Markos Kyprianou, the EU Health Commissioner, is determined to leave an identifiable legacy as he embarks on the last two years of his Brussels mandate. Late next month, he is planning to present an EU health strategy that will set out the direction the European Union’s activities should take in this area in the coming decade. The political statement is intended to set the overall parameters and framework for the individual public health programmes, projects and activities which the European Commission supports.
It will stress that the Commission has no intention of straying into sensitive areas of health policy which are solely the responsibility of national authorities. But it will emphasise the need for a value-based approach and for health considerations to be factored in when decisions are taken in all other EU policy areas. In line with the current emphasis of targeting all policies towards the overarching goal of strengthening Europe’s economic growth and job creation, the strategy will emphasise the link between health and economic prospects.
Among the issues it will highlight will be the economic and demographic impact of an ageing population, the possibility of global, pandemic health threats and the use of new technologies in healthcare systems. It will underline the trend towards, and need for, increasing cooperation between national health authorities within a European context and for that cooperation to be extended on a wider international level.
While the health strategy is likely to be broad brush, the same cannot be said for the other issue firmly on the Commission’s agenda this autumn: health services. This will have to deal with the detail of healthcare provision in the light of various European Court of Justice rulings, and will focus essentially on patient mobility.
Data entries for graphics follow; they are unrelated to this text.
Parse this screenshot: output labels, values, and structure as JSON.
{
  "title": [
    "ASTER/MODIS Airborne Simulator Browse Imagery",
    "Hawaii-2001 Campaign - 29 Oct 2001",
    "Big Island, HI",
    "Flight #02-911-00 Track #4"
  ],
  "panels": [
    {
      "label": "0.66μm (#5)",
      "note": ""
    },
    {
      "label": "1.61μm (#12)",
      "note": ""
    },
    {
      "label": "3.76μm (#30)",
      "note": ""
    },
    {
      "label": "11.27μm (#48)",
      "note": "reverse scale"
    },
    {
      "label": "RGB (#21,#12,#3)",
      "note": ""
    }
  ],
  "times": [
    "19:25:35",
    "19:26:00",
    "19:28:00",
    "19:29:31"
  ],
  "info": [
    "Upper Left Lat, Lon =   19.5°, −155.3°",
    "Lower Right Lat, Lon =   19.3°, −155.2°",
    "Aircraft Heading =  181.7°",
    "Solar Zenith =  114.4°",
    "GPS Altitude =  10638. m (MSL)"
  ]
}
The aim of the initiative, which is expected for late November and will include both legislative and non-legislative proposals, is to provide clarity in what at the moment is a fluid situation so that governments are aware of their responsibilities and patients of their rights.
The legislative element is expected to confirm key principles such as the need for prior authorisation from the relevant organisation if the health treatment abroad is in hospital, but not if it is with a local doctor.
It will establish where the responsibility for a patient’s healthcare lies: in the country of treatment where the operation takes place, but in a patient’s country of residence for any follow-up that may be required. It is also likely to address the issue of liability. The European Commission is planning to take the f o r m a l d e c i s i o n in the next few weeks to delay the entry into force of EU health and safety legislation. Critics have successfully argued the measures could inadvertently restrict the use of Magnetic Resonance Imaging (MRI) and make it harder for medical staff to operate equipment that is used to safely treat eight million patients in Europe every year.
Commission officials indicate that they may be prepared to recommend part of the legislation be amended to avoid the problem. In the mean time, it has written to all EU governments asking them not to implement the measures which are due to enter into force in April next year. The postponement could be for up to 18 months to allow sufficient time to study new evidence due later this year.
Finally, Portugal, which currently holds the rotating EU presidency, has indicated that it will make another attempt (after Finland did so last year) to resolve the vexed issue of the application of the working time directive, with its stipulations on maximum working weeks and rest periods, to the medical profession. Whether the chances of success will be higher now than 12 months ago remains to be seen.